İstanbul trafiğine kestirme çözüm

TAKİP ET

İstanbul Beylikdüzü'nde Marmara Park AVM'nin arkasındaki bir sitede oturan Ender Kırmızıkan işe gitmek için hemen sitenin önünden geçen minibüse atladı.

Ender 15 dakika sonra Beylikdüzü'den Beşiktaş'a doğru hareket eden vapurda üst kattaki boş yerlerden birine oturmuş, bir yandan eşsiz deniz manzarası eşliğinde geminin çevresinde dolanan martıları seyrederken, bir yandan da günün son gelişmelerini öğrenmek için akıllı telefonunun ekranını sağa sola, yukarıya aşağıya kaydırıyordu.

Taksim Meydanı'na yakın özel bir televizyon kanalında kurgu yönetmeni olarak çalışan Ender için artık işe gidip gelmek işkence olmaktan çıkmış, adeta turistlerin Boğaz turunu andıran bir keyif haline gelmişti.

Vapurla Beylikdüzü'nden Beşiktaş İskelesi'ne 45 dakikada ulaşıyor, oradan da bir minibüse atladığı gibi 10 dakikada Taksim'de oluyordu.  

Büyükçekmece ve Beylikdüzü gibi uzak semtlerden şehrin göbeğine vapur seferlerinin düzenlenmesi iyi olmuştu, daha doğrusu iyiden de öte mükemmel olmuştu.

"Kim akıl ettiyse, Allah ondan razı olsun" diye düşündü Ender. Neydi metrobüsle yapılan o eski yolculuklar... Cehennem azabından farksızdı, tıka basa dolu otobüste koltuk kapmak için yapılan mücadeleler, itişip kakışmalar ve bazen yumruklaşmaya varan kavgalar.

Koltuk bulamadığınızda da hıncahınç dolu araçta diğer yolcularla burun buruna 1,5 saati bulan bir yolculuğa ayakta katlanmak zorundaydınız.

Ter, vücut ve ağız kokusu gibi yan etkenler de cabası. Üstelik bu işkenceye bir gün veya ara sıra değil hemen her gün katlanmak zorundaydınız. 

Oysa vapur seferleri başladığından beri tüm bunlar geride kalmıştı. Vapura koltuk sayısı kadar yolcu alındığından burada metrobüs veya metrodaki gibi izdiham, itiş kakış olmuyor, herkes insanca bir yolculuk yapmanın keyfini yaşıyordu.
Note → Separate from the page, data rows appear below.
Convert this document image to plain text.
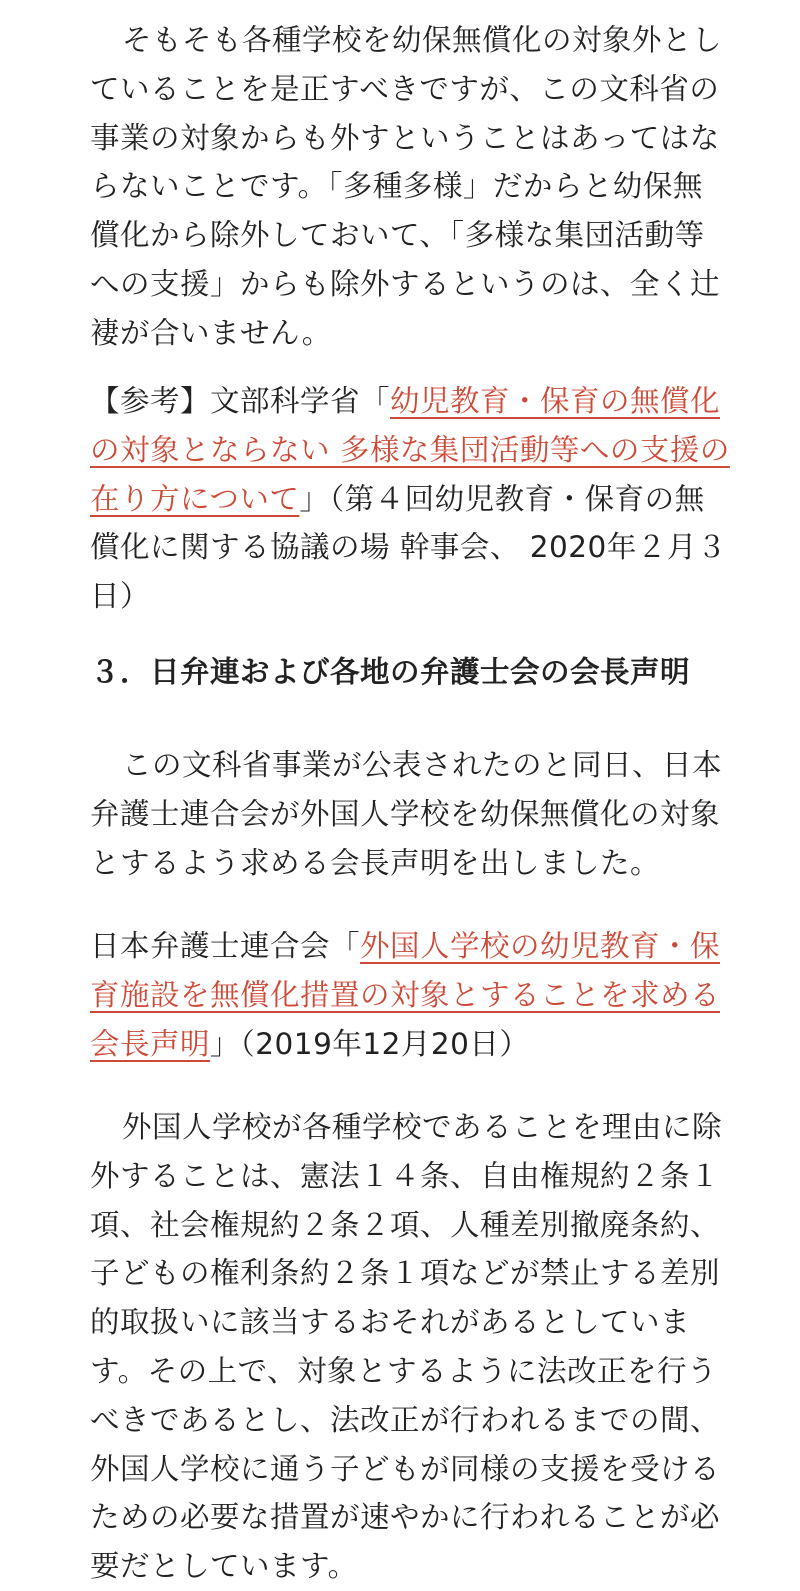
そもそも各種学校を幼保無償化の対象外とし
ていることを是正すべきですが、この文科省の
事業の対象からも外すということはあってはな
らないことです。「多種多様」だからと幼保無
償化から除外しておいて、「多様な集団活動等
への支援」からも除外するというのは、全く辻
褄が合いません。

【参考】文部科学省「幼児教育・保育の無償化
の対象とならない 多様な集団活動等への支援の
在り方について」（第４回幼児教育・保育の無
償化に関する協議の場 幹事会、 2020年２月３
日）

３．日弁連および各地の弁護士会の会長声明

この文科省事業が公表されたのと同日、日本
弁護士連合会が外国人学校を幼保無償化の対象
とするよう求める会長声明を出しました。

日本弁護士連合会「外国人学校の幼児教育・保
育施設を無償化措置の対象とすることを求める
会長声明」（2019年12月20日）

外国人学校が各種学校であることを理由に除
外することは、憲法１４条、自由権規約２条１
項、社会権規約２条２項、人種差別撤廃条約、
子どもの権利条約２条１項などが禁止する差別
的取扱いに該当するおそれがあるとしていま
す。その上で、対象とするように法改正を行う
べきであるとし、法改正が行われるまでの間、
外国人学校に通う子どもが同様の支援を受ける
ための必要な措置が速やかに行われることが必
要だとしています。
Ender için en büyük keyif, bu vapur seferleri sırasında kitap okumaktı. Bir kitap kurdu olan Ender, Kafka'nın ve Murakami'nin kitaplarının çoğunu bu yolculuklar sırasında okuyup bitirmişti.

Metro veya metrobüste olduğu gibi kitaba dalıp ineceği durağı kaçırma ihtimali yoktu, zira seferler direktti ve vapur başka iskelelere uğramıyordu. 

Ender bir kez çantasından Murakami'nin bir kitabını çıkarıp tam okuyacakken karşısında oturan kızla göz göze geldi, kızın elinde de aynı kitap vardı.

Önce karşılıklı bir gülümseme, ardından Murakami'nin anlatım tarzı ve çözümlemeleri üzerine aralarında hararetli bir sohbet başladı. Sohbet öylesine koyulaşmıştı ki, 45 dakikalık yolculuğun nasıl bittiğini anlamamışlardı. 

Vapur iskeleye yanaşırken yolcularla birlikte kız da kalkmış ve herkes aynı anda kapılara doğru yöneldiği için o kalabalıkta Ender kızı kaybetmişti.

Vapurdan indikten sonra çevreye epey bakındaysa da kızdan eser yoktu, sanki yer yarılmıştı da içine girmişti.

Hayatının en mutlu 45 dakikası uçup gitmişti ve Ender yine eski tek düze sıkıcı hayatına geri dönmüştü.